Python 2.7 - Unable to correctly decode email subject-header line

I'm using Python 2.7, and I am trying to properly decode the subject header line of an email. The source of the email is:

Subject: =?UTF-8?B?VGkgw6ggcGlhY2l1dGEgbGEgZGVtbz8gU2NvcHJpIGFsdHJlIG4=?=

I use the function decode_header(header) from the email.header library, and the result is:

[('Ti \xc3\xa8 piaciuta la demo?
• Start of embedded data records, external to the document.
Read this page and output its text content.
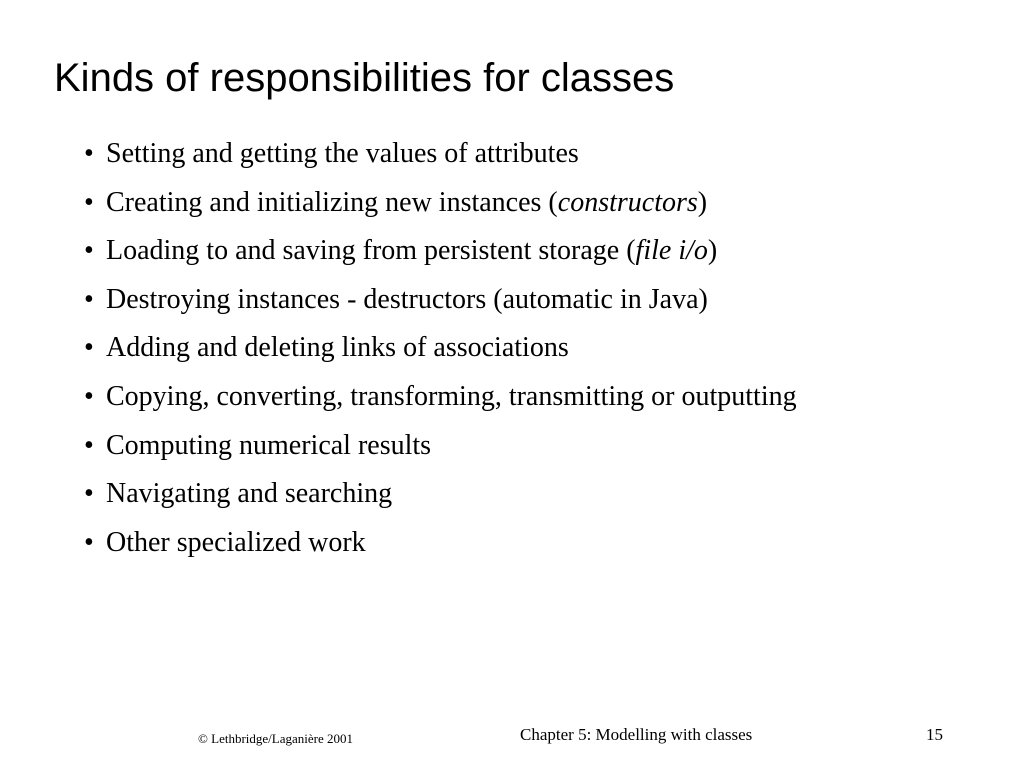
Kinds of responsibilities for classes
• Setting and getting the values of attributes
• Creating and initializing new instances (constructors)
• Loading to and saving from persistent storage (file i/o)
• Destroying instances - destructors (automatic in Java)
• Adding and deleting links of associations
• Copying, converting, transforming, transmitting or outputting
• Computing numerical results
• Navigating and searching
• Other specialized work
© Lethbridge/Laganière 2001	Chapter 5: Modelling with classes	15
Scopri altre n', 'utf-8')]

The 'xc3\xa8' part should match the 'è' character, but it is not correctly decoded/showed.
Another example:

Subject: =?iso-8859-1?Q?niccol=F2_cop?= =?iso-8859-1?Q?ernico?=


[('niccol\xf2 copernico', 'iso-8859-1')]

How can I obtain the correct string?


You are getting the correct string. It's just encoded (using UTF-8 in the first case, and iso-8895-1 in the second); you need to decode it to get the actual unicode string.

For example:

>>> print unicode('Ti \xc3\xa8 piaciuta la demo? Scopri altre n', 'utf-8')
Ti è piaciuta la demo? Scopri altre n


>>> print unicode('niccol\xf2 copernico', 'iso-8859-1')
niccolò copernico

That's why you get back both the header data and the encoding.